Related to GammaLib - Action #3390: Implement vectorised computation of energy dispersion Rejected 10/14/2020

History

#1 Updated by Knödlseder Jürgen over 3 years ago

One possibility to do this at high level would be to add methods that GEventCube that return the number of energy bins and that allow iterating over all event bins for a given energy bin. This will allow for instruments where data are binned in energy to process energy bin after energy bin, using high-level energy dispersion information.

What would be needed is something like this:

GEventBin* GEventCube::first_event_bin(const int& iebin);
GEventBin* GEventCube::next_event_bin(const int& iebin);
Note that a
GEbounds   GEvents::ebounds(void) const;
method exists already at the level of the GEvents class, which allows accessing how many energy bins exist.
The methods can then be used as follows to loop over all events in an energy bin:
for (GEventBin* bin = first_event_bin(iebin); bin != NULL; bin = next_event_bin(iebin)) {
    ...
}

#2 Updated by Knödlseder Jürgen over 3 years ago

I’m not sure that such methods are actually useful, since what counts is the minimisation of the spatial transformations.

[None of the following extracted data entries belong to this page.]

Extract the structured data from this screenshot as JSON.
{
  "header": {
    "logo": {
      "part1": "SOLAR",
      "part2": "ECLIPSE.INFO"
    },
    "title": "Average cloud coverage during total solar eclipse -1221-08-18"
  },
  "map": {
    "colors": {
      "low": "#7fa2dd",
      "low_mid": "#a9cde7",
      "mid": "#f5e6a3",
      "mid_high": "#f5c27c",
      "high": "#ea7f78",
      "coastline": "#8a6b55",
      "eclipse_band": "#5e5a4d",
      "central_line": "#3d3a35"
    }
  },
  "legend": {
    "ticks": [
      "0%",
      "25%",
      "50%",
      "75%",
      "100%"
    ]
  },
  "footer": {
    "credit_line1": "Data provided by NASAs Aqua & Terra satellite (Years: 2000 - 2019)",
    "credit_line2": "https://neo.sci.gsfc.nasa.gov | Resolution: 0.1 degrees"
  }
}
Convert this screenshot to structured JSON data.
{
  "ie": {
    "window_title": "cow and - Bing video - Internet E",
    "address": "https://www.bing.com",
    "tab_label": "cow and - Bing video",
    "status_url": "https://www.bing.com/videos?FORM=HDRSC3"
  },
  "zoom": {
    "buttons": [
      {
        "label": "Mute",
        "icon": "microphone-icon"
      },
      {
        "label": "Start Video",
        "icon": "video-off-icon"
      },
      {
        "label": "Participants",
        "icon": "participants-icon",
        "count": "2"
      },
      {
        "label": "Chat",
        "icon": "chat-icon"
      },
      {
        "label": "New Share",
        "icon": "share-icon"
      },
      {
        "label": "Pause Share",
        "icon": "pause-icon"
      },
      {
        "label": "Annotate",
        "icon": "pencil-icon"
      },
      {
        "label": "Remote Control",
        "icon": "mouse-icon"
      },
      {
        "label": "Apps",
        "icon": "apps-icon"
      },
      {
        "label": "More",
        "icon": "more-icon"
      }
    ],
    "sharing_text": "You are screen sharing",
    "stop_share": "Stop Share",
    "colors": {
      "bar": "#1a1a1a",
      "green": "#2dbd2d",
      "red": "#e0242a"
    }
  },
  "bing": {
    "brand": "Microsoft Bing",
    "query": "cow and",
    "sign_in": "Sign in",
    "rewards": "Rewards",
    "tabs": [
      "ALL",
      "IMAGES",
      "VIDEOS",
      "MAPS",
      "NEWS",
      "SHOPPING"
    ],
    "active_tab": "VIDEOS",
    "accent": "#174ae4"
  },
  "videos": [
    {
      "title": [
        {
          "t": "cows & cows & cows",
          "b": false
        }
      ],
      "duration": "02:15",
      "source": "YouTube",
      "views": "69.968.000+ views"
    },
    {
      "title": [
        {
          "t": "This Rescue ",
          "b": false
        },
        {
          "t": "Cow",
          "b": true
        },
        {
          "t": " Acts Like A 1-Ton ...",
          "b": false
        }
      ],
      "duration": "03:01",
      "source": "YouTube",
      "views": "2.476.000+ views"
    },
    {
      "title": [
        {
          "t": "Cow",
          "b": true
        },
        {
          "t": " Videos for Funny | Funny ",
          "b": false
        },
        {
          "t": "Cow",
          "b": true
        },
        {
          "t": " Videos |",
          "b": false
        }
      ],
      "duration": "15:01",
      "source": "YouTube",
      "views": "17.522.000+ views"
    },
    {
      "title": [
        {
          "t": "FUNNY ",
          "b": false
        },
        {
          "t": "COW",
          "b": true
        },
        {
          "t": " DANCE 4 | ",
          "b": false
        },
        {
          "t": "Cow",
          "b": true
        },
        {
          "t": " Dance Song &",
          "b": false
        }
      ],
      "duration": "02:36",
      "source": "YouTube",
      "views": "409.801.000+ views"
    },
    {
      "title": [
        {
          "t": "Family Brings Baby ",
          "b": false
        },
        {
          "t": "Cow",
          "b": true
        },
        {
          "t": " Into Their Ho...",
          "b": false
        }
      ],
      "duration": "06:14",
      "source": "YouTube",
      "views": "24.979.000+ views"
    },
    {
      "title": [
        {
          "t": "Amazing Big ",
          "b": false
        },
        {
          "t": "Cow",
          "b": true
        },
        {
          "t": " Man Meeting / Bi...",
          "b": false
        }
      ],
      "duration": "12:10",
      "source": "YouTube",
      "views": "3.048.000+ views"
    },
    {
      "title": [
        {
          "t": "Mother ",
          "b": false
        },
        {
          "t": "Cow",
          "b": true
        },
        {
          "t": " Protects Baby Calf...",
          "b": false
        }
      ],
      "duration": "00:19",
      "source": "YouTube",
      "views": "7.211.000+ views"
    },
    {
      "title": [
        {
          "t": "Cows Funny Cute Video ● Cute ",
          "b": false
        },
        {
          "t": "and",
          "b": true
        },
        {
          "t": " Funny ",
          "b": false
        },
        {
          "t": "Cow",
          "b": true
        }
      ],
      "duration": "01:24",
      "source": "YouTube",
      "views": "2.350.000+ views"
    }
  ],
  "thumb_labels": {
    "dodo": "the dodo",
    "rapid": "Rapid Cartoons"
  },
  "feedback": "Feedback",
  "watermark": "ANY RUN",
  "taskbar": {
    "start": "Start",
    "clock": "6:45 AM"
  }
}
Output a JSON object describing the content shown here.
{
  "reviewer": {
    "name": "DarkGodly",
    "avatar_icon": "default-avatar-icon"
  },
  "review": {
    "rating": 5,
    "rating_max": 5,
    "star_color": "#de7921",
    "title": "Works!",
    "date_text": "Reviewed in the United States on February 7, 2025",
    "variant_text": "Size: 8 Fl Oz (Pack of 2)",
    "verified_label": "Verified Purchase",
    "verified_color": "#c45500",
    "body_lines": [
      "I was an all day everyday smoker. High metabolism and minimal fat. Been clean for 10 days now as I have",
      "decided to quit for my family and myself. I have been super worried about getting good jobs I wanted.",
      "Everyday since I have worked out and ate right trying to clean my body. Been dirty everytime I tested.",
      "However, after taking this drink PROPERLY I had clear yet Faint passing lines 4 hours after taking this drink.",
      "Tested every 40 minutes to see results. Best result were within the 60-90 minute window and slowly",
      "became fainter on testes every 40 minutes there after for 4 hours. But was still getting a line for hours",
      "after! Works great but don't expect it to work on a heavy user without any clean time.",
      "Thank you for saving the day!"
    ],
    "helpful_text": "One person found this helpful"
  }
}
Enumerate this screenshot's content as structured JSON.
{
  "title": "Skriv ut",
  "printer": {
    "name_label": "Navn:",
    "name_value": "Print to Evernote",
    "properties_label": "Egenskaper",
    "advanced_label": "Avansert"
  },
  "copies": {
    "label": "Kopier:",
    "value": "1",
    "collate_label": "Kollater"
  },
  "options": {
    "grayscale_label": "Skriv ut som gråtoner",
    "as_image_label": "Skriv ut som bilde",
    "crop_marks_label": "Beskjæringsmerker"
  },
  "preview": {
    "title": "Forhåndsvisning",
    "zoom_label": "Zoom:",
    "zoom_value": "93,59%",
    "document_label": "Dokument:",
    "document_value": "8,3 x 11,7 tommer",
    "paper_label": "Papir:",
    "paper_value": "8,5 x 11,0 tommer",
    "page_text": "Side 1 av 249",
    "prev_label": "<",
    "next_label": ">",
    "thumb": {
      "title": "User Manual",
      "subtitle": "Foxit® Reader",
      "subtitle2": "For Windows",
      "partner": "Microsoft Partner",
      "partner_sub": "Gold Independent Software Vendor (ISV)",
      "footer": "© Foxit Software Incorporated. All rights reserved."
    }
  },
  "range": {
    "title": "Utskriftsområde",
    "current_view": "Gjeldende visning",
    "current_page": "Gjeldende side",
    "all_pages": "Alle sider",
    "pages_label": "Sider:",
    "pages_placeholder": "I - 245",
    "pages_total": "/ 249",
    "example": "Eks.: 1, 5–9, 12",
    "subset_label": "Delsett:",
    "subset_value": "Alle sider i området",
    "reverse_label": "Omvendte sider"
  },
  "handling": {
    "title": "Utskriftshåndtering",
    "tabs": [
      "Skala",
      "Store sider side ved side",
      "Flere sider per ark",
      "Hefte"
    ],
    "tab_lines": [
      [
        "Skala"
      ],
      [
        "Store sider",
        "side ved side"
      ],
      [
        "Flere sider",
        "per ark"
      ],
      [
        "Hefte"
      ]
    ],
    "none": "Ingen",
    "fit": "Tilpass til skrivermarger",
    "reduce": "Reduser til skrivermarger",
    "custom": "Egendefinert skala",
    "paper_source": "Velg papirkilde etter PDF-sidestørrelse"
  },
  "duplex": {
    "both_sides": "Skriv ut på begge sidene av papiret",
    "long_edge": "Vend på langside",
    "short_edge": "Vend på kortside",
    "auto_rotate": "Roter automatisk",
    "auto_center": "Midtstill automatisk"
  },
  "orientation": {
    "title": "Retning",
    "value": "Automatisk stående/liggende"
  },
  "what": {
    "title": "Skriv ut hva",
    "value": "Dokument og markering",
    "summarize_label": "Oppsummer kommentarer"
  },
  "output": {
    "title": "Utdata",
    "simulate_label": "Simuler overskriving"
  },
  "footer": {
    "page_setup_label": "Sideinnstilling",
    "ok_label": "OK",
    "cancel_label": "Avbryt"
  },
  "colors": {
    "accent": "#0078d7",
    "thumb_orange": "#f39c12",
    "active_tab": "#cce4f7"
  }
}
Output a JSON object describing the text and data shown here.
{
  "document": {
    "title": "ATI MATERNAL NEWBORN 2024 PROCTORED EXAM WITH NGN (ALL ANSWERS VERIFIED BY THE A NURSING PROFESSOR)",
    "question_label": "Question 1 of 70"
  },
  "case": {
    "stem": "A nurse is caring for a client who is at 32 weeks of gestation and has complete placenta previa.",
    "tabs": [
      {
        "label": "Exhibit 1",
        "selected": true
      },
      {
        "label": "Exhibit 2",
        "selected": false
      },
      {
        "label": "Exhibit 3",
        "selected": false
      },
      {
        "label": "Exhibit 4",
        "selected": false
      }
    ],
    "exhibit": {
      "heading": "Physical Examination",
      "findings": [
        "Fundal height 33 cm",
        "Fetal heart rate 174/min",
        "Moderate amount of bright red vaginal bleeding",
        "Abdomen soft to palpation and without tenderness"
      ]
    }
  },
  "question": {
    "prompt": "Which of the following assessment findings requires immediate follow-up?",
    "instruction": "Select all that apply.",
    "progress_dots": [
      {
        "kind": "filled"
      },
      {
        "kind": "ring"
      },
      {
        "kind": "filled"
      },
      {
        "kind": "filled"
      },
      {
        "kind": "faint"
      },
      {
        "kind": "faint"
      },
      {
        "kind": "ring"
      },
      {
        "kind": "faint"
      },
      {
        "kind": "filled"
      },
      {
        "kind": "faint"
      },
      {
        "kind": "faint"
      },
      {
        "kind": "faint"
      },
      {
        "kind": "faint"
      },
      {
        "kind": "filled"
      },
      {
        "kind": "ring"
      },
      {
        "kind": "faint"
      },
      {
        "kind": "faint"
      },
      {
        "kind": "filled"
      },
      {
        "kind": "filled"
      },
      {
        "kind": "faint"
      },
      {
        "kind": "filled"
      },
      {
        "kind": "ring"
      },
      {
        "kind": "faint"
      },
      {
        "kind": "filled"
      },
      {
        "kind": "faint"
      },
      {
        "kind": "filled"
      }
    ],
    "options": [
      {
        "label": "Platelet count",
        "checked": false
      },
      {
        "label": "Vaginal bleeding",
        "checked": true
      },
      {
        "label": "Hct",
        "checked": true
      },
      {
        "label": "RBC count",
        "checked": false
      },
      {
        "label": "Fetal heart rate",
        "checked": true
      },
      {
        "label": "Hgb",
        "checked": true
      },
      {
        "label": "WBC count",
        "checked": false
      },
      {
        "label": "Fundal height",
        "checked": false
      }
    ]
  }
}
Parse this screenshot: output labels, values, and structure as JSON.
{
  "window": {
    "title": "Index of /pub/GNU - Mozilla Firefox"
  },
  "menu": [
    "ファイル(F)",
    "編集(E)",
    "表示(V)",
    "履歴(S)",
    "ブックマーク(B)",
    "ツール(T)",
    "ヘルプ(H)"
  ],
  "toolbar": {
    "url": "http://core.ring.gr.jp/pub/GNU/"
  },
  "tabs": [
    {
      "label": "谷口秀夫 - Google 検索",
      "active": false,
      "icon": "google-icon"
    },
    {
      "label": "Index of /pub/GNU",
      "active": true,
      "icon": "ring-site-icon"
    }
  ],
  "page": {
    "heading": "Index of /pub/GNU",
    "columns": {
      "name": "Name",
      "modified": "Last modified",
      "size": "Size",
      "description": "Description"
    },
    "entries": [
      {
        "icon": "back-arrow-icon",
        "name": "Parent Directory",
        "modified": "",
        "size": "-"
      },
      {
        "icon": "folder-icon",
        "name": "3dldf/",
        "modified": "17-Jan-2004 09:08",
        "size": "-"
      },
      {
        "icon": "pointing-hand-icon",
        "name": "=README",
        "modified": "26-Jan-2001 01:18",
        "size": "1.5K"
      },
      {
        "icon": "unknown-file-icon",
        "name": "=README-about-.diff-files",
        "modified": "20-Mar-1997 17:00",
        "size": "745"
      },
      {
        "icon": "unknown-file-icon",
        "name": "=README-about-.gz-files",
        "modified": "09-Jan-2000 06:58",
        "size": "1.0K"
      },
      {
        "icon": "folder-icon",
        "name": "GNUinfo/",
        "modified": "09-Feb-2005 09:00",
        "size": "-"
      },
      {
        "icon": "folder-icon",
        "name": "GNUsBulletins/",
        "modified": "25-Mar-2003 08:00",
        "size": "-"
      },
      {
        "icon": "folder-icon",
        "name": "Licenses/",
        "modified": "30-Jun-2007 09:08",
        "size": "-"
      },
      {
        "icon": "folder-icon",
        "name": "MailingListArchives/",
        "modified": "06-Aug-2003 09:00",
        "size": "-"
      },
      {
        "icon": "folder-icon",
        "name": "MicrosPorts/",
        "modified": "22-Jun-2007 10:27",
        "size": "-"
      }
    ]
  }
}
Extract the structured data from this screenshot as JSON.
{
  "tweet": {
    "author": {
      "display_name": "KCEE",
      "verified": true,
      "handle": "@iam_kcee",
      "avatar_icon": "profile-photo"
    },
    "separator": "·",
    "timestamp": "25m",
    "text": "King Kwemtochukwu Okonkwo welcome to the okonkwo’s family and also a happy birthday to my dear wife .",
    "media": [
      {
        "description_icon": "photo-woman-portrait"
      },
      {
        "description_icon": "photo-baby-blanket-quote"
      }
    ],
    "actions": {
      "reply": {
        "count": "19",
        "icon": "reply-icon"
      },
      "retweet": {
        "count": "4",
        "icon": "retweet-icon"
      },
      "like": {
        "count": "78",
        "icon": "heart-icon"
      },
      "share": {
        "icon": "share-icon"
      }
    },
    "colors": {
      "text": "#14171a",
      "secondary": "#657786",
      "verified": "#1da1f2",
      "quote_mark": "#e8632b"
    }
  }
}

#3 Updated by Knödlseder Jürgen over 3 years ago

Here is the current performance of the code using energy dispersion. The values were taken from issue #3203.

Code CPU Iterations logL
Reference 11385.7 s 2 122531.429
Using vector response, still event-by-event evaluation 10871.2 s 2 122531.429

#4 Updated by Knödlseder Jürgen over 3 years ago

  • Status changed from New to In Progress
  • Assigned To set to Knödlseder Jürgen
  • % Done changed from 0 to 10

Before starting the vectorisation I wrote down the current code status in the TN0003 and restructured a bit the GResponse class so that four virtual methods are now dealing with event-wise and vectorised event probability computation for the two cases of neglecting or using the energy dispersion. This allows overloading of the various computations by instrument-specific implementations.

virtual double  eval_prob_no_edisp(const GModelSky&    model,
                                   const GEvent&       event,
                                   const GEnergy&      srcEng,
                                   const GTime&        srcTime,
                                   const GObservation& obs,
                                   const bool&         grad) const;
virtual double  eval_prob_edisp(const GModelSky&    model,
                                const GEvent&       event,
                                const GTime&        srcTime,
                                const GObservation& obs,
                                const bool&         grad) const;
virtual GVector eval_probs_no_edisp(const GModelSky&    model,
                                    const GObservation& obs,
                                    GMatrixSparse*      gradients) const;
virtual GVector eval_probs_edisp(const GModelSky&    model,
                                 const GObservation& obs,
                                 GMatrixSparse*      gradients) const;

#5 Updated by Knödlseder Jürgen over 3 years ago

  • % Done changed from 10 to 20

As a first modification, the vector computation of analytical spatial model gradients was added. So far there is no support for the event wise spatial model gradients in the CTA interface, but at least the code structure makes such a support possible, and support can be implemented at CTA level.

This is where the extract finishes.